Data revealed by the national power distribution service of the Electricity Authority of Cyprus (EAC) showed a strong expansion in home rooftop photovoltaics. During the first seven months of this year, when the COVID-19 pandemic disturbed the economy and temperatures reached record highs, 2,196 net meters were installed, StockWatch reported.
The added capacity was 9.8 MW, compared to 2,998 new units and 14.2 MW for entire last year. The pace of growth shows the total number in 2020 may reach the highest since 2014, when 5,083 systems were added. But the increase in the capacity of solar panels and larger individual units put the overall additions on track to surpass the all-time high of 15.3 MW from six years ago.
Cyprus has 16,546 households with photovoltaics
Household photovoltaics in Cyprus delivered 57.5 MWh of excess energy to the grid through July. EAC doesn’t calculate total production. Output excluding own consumption reached 82.9 MWh in 2019. For statistical purposes, solar power units in homes are considered to be producing 1.6 MWh per year per every kilowatt of installed capacity.
For its net metering scheme, EAC calculates solar power output excluding home consumption
The overall number of households with photovoltaics in Cyprus climbed to 16,546 at the end of July and they had 61.3 MW in total, translating to an average 3.7 kW.
Regular consumers get EUR 1,000 in subsidies for 4 kW systems
Petros Minas, acting head of the distribution system, attributed the surge in demand to the subsidies rolled out in late 2018 and renewed this April. Citizens are eligible for EUR 250 per kW if they mount systems of up to 4 kW. According to the article, total cost of a 4 kW unit comes in at EUR 4,500 to EUR 5,000.
Those with the status of vulnerable consumers can get up to EUR 750 per kW for the same size. Minas said the incentives would be maintained at least by mid-year 2021 and that a new plan may be adopted by then.
Homes that have renewable energy systems involved in such schemes are called prosumers, as they both use electricity from the grid and deliver what they don’t consume.
Investment can pay off in six years
In Cyprus, the tally is calculated every two months, when the surplus, if there is one, is transferred to the next period. Clearance is once a year, in February or March. Excess power is annulled then, so households in Cyprus don’t get any compensation for photovoltaics.

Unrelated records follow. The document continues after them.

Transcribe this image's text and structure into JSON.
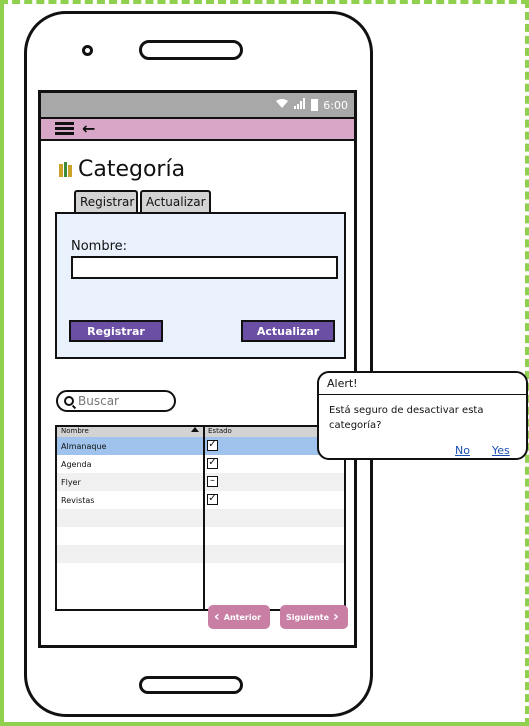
{
  "status_bar": {
    "time": "6:00"
  },
  "screen": {
    "title": "Categoría"
  },
  "tabs": [
    {
      "label": "Registrar"
    },
    {
      "label": "Actualizar"
    }
  ],
  "form": {
    "name_label": "Nombre:",
    "name_value": "",
    "register_label": "Registrar",
    "update_label": "Actualizar"
  },
  "search": {
    "placeholder": "Buscar"
  },
  "table": {
    "columns": [
      "Nombre",
      "Estado"
    ],
    "rows": [
      {
        "name": "Almanaque",
        "state": "checked"
      },
      {
        "name": "Agenda",
        "state": "checked"
      },
      {
        "name": "Flyer",
        "state": "indeterminate"
      },
      {
        "name": "Revistas",
        "state": "checked"
      }
    ]
  },
  "pagination": {
    "prev_label": "Anterior",
    "next_label": "Siguiente"
  },
  "alert": {
    "title": "Alert!",
    "message": "Está seguro de desactivar esta categoría?",
    "no_label": "No",
    "yes_label": "Yes"
  },
  "colors": {
    "appbar": "#d8a7c7",
    "form_panel": "#e8f1fc",
    "button": "#6a4fa4",
    "pager_button": "#c97fa3",
    "selected_row": "#9fc3ec",
    "alt_row": "#f0f0f0",
    "link": "#1a4fb3"
  }
}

The national electricity company accepts applications for rooftop photovoltaic units if the estimated annual output is below what the household consumes
EAC approves the installation after estimating the annual consumption of a home. The solar power system shouldn’t exceed it with its output. However, Minas says sometimes more energy is produced. In his words, the optimal size in combination with the subsidies makes it possible for citizens to make up for the investment in six years.
Of note, a national solar power project worth EUR 8.3 million is underway in Cyprus to cover most of the power demand in more than 400 kindergartens, primary and secondary schools. EAC also has a program to rent land to build solar power plants.